Hakola is a lesser-known member of his great Finnish generat
Christopher Culver | 12/04/2007
(4 out of 5 stars)

"Kimmo Hakola (born 1958), is a member of that generation of Finnish composers and musicians who have taken the contemporary music by storm, figures like Magnus Lindberg, Kaija Saariaho, and Esa-Pekka Salonen. Nonetheless, he remains lesser-known due to his late start--he found his footing with the String Quartet No. 1 of 1986--and his comparatively small body of works. Nonetheless, as this 2005 Ondine disc reveals, he is a composer well-worth getting acquainted with. Hakola writes in the vein of "kinder, gentler modernism", but without falling into the trap of genericism. Sakari Oramo leads the Finnish Radio Symphony Orchestra.



The Concerto for Clarinet and Orchestra (2001) was written for Kari Kriikku, that clarinettist who has been the dedicatee of most major Finnish works for the instrument and who performs here. The first two movements give the clarinettist all the usual challenges of a modern-classical concerto pushing the boundaries of the instruments. The first movement is caffeinated music, where diverse movement in all parts of the orchestra is constantly interrupted by savage ostinatos. It resembles somewhat the best of Magnus Lindberg's music, and it is a pity that Lindberg himself went overly mellow with his own Clarinet Concerto two years later. The second movement is very slow and overtly melodic. Hakola says that it was inspired by the clarinet concerto of Mozart.

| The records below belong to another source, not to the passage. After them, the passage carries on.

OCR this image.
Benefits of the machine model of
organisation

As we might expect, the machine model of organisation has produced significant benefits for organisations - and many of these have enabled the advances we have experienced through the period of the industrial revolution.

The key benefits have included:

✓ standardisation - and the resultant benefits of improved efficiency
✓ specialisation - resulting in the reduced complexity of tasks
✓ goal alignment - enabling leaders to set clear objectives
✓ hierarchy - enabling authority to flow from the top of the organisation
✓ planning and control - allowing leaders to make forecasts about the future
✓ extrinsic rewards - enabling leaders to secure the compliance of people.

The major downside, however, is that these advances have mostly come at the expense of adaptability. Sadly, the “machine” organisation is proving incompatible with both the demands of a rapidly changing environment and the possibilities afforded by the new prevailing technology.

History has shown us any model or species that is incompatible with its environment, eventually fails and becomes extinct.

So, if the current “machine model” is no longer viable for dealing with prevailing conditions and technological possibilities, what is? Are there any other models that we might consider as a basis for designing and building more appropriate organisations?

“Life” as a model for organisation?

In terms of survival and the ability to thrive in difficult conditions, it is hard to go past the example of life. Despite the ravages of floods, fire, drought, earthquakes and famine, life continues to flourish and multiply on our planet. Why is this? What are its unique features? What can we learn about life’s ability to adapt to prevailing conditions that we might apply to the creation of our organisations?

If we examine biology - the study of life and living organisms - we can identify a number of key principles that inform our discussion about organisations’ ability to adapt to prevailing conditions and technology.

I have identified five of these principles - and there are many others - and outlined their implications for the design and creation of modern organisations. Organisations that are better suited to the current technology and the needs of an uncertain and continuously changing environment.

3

While the first two movements had Hakola working on the basis of the classical and modernist traditions, the latter two show him going considerably further afield. The third movement is a rousing Oriental dance in 7/8 time. The fourth movement turns the concerto even further into the exotic. Taped sounds of reveling wedding guests opens the movement, and then the orchestra launches into what sounds very much like the Wedding cocek in Goran Bregovic's score for the film UNDERGROUND. These celebratory orchestral moments alternate with wistful Klezmer moments for clarinet solo. Now, this might sound like World music crossover gimmickry, but it isn't at all. The combination of these different elements makes a convincing synthesis, and doesn't get tired and stale with repeated listening.

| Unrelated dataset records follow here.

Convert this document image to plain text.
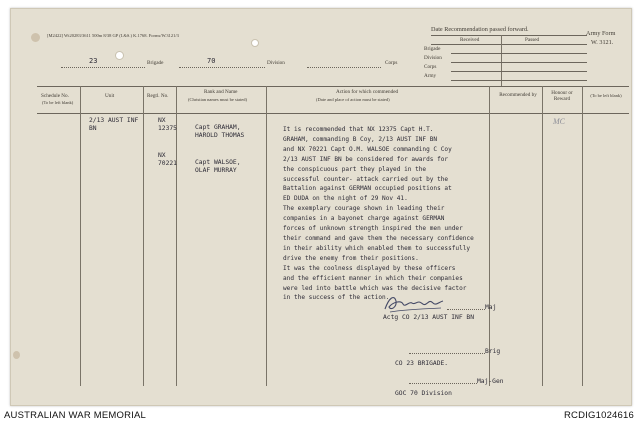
[M2422] Wt20283/3611 500m 8/38 GP (I.&S.) K.1768. Forms/W.3121/3
23	Brigade	70	Division	Corps
Date Recommendation passed forward.
Received	Passed
Brigade
Division
Corps
Army
Army Form
W. 3121.
Schedule No.
(To be left blank)
Unit	Regtl. No.
Rank and Name
(Christian names must be stated)
Action for which commended
(Date and place of action must be stated)
Recommended by	Honour or Reward
(To be left blank)
2/13 AUST INF BN
NX 12375	Capt GRAHAM,
HAROLD THOMAS
NX 70221	Capt WALSOE,
OLAF MURRAY
MC
It is recommended that NX 12375 Capt H.T.
GRAHAM, commanding B Coy, 2/13 AUST INF BN
and NX 70221 Capt O.M. WALSOE commanding C Coy
2/13 AUST INF BN be considered for awards for
the conspicuous part they played in the
successful counter- attack carried out by the
Battalion against GERMAN occupied positions at
ED DUDA on the night of 29 Nov 41.
The exemplary courage shown in leading their
companies in a bayonet charge against GERMAN
forces of unknown strength inspired the men under
their command and gave them the necessary confidence
in their ability which enabled them to successfully
drive the enemy from their positions.
It was the coolness displayed by these officers
and the efficient manner in which their companies
were led into battle which was the decisive factor
in the success of the action.
Maj
Actg CO 2/13 AUST INF BN
Brig
CO 23 BRIGADE.
Maj-Gen
GOC 70 Division
AUSTRALIAN WAR MEMORIAL	RCDIG1024616
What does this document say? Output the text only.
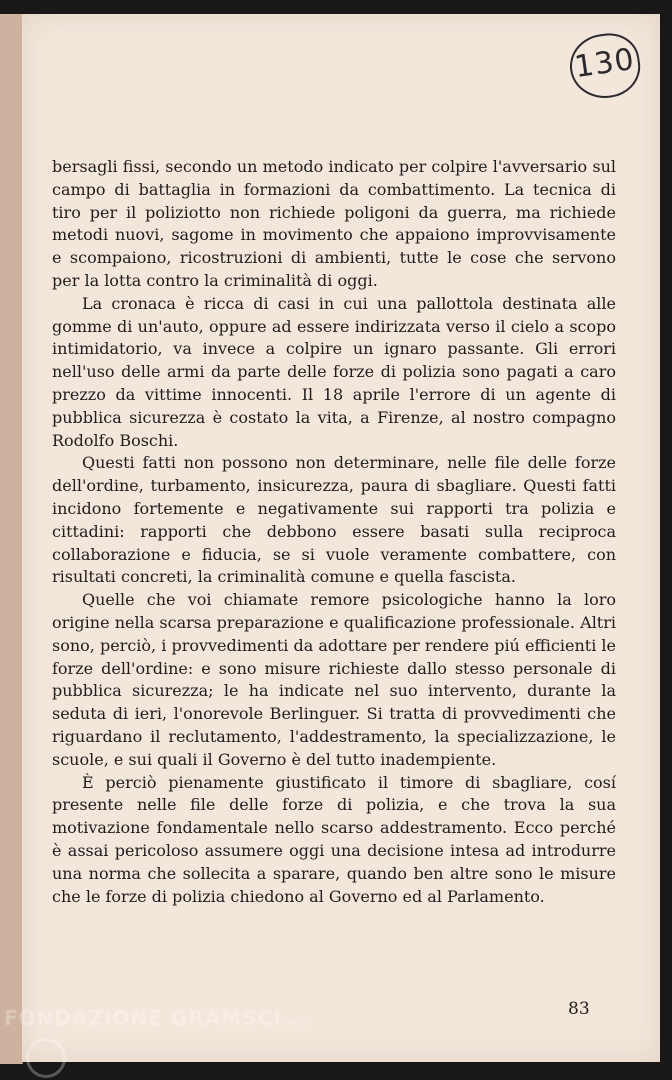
130

bersagli fissi, secondo un metodo indicato per colpire l'avversario sul campo di battaglia in formazioni da combattimento. La tecnica di tiro per il poliziotto non richiede poligoni da guerra, ma richiede metodi nuovi, sagome in movimento che appaiono improvvisamente e scompaiono, ricostruzioni di ambienti, tutte le cose che servono per la lotta contro la criminalità di oggi.

La cronaca è ricca di casi in cui una pallottola destinata alle gomme di un'auto, oppure ad essere indirizzata verso il cielo a scopo intimidatorio, va invece a colpire un ignaro passante. Gli errori nell'uso delle armi da parte delle forze di polizia sono pagati a caro prezzo da vittime innocenti. Il 18 aprile l'errore di un agente di pubblica sicurezza è costato la vita, a Firenze, al nostro compagno Rodolfo Boschi.

Questi fatti non possono non determinare, nelle file delle forze dell'ordine, turbamento, insicurezza, paura di sbagliare. Questi fatti incidono fortemente e negativamente sui rapporti tra polizia e cittadini: rapporti che debbono essere basati sulla reciproca collaborazione e fiducia, se si vuole veramente combattere, con risultati concreti, la criminalità comune e quella fascista.

Quelle che voi chiamate remore psicologiche hanno la loro origine nella scarsa preparazione e qualificazione professionale. Altri sono, perciò, i provvedimenti da adottare per rendere piú efficienti le forze dell'ordine: e sono misure richieste dallo stesso personale di pubblica sicurezza; le ha indicate nel suo intervento, durante la seduta di ieri, l'onorevole Berlinguer. Si tratta di provvedimenti che riguardano il reclutamento, l'addestramento, la specializzazione, le scuole, e sui quali il Governo è del tutto inadempiente.

È perciò pienamente giustificato il timore di sbagliare, cosí presente nelle file delle forze di polizia, e che trova la sua motivazione fondamentale nello scarso addestramento. Ecco perché è assai pericoloso assumere oggi una decisione intesa ad introdurre una norma che sollecita a sparare, quando ben altre sono le misure che le forze di polizia chiedono al Governo ed al Parlamento.

83
FONDAZIONE GRAMSCI onlus
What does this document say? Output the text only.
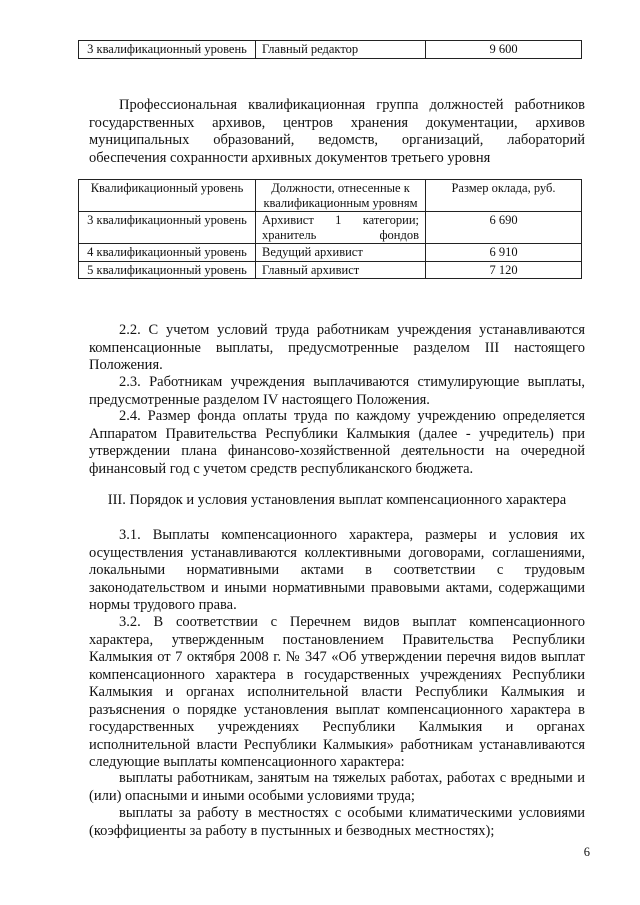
3 квалификационный уровень	Главный редактор	9 600

Профессиональная квалификационная группа должностей работников государственных архивов, центров хранения документации, архивов муниципальных образований, ведомств, организаций, лабораторий обеспечения сохранности архивных документов третьего уровня

Квалификационный уровень	Должности, отнесенные к квалификационным уровням	Размер оклада, руб.
3 квалификационный уровень	Архивист 1 категории; хранитель фондов	6 690
4 квалификационный уровень	Ведущий архивист	6 910
5 квалификационный уровень	Главный архивист	7 120

2.2. С учетом условий труда работникам учреждения устанавливаются компенсационные выплаты, предусмотренные разделом III настоящего Положения.

2.3. Работникам учреждения выплачиваются стимулирующие выплаты, предусмотренные разделом IV настоящего Положения.

2.4. Размер фонда оплаты труда по каждому учреждению определяется Аппаратом Правительства Республики Калмыкия (далее - учредитель) при утверждении плана финансово-хозяйственной деятельности на очередной финансовый год с учетом средств республиканского бюджета.

III. Порядок и условия установления выплат компенсационного характера

3.1. Выплаты компенсационного характера, размеры и условия их осуществления устанавливаются коллективными договорами, соглашениями, локальными нормативными актами в соответствии с трудовым законодательством и иными нормативными правовыми актами, содержащими нормы трудового права.

3.2. В соответствии с Перечнем видов выплат компенсационного характера, утвержденным постановлением Правительства Республики Калмыкия от 7 октября 2008 г. № 347 «Об утверждении перечня видов выплат компенсационного характера в государственных учреждениях Республики Калмыкия и органах исполнительной власти Республики Калмыкия и разъяснения о порядке установления выплат компенсационного характера в государственных учреждениях Республики Калмыкия и органах исполнительной власти Республики Калмыкия» работникам устанавливаются следующие выплаты компенсационного характера:

выплаты работникам, занятым на тяжелых работах, работах с вредными и (или) опасными и иными особыми условиями труда;

выплаты за работу в местностях с особыми климатическими условиями (коэффициенты за работу в пустынных и безводных местностях);

6
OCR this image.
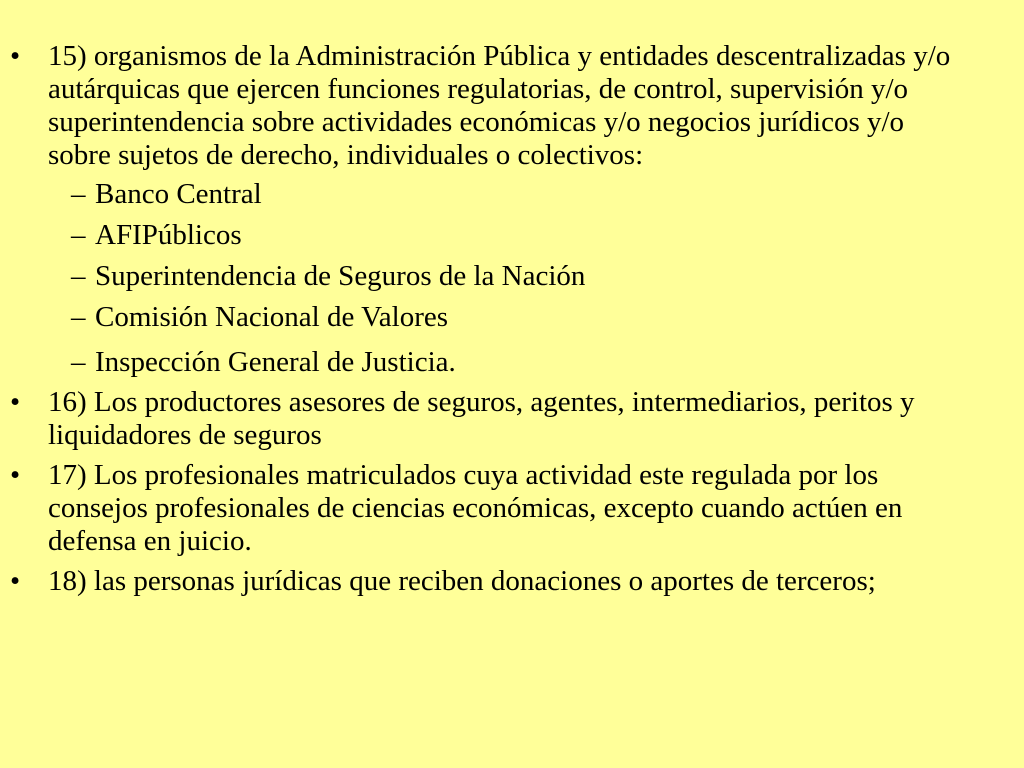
• 15) organismos de la Administración Pública y entidades descentralizadas y/o autárquicas que ejercen funciones regulatorias, de control, supervisión y/o superintendencia sobre actividades económicas y/o negocios jurídicos y/o sobre sujetos de derecho, individuales o colectivos:
– Banco Central
– AFIPúblicos
– Superintendencia de Seguros de la Nación
– Comisión Nacional de Valores
– Inspección General de Justicia.
• 16) Los productores asesores de seguros, agentes, intermediarios, peritos y liquidadores de seguros
• 17) Los profesionales matriculados cuya actividad este regulada por los consejos profesionales de ciencias económicas, excepto cuando actúen en defensa en juicio.
• 18) las personas jurídicas que reciben donaciones o aportes de terceros;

At forty minutes, the concerto takes up most of the disc, but Ondine has included two shorter pieces to fill it out. "Diamond Street" for clarinet solo (1999) is a 7-minute sketch for the concerto, a first exploration of the extended techniques of the instrument. The 13-minute "Verdoyances crépuscules" for orchestra (2003) lacks outright reference to other world musical directions, but nonetheless retains a clarity of line. Hakola shows himself a master orchestrator, and within this general ensemble work all the various members are given their moment in the spotlight."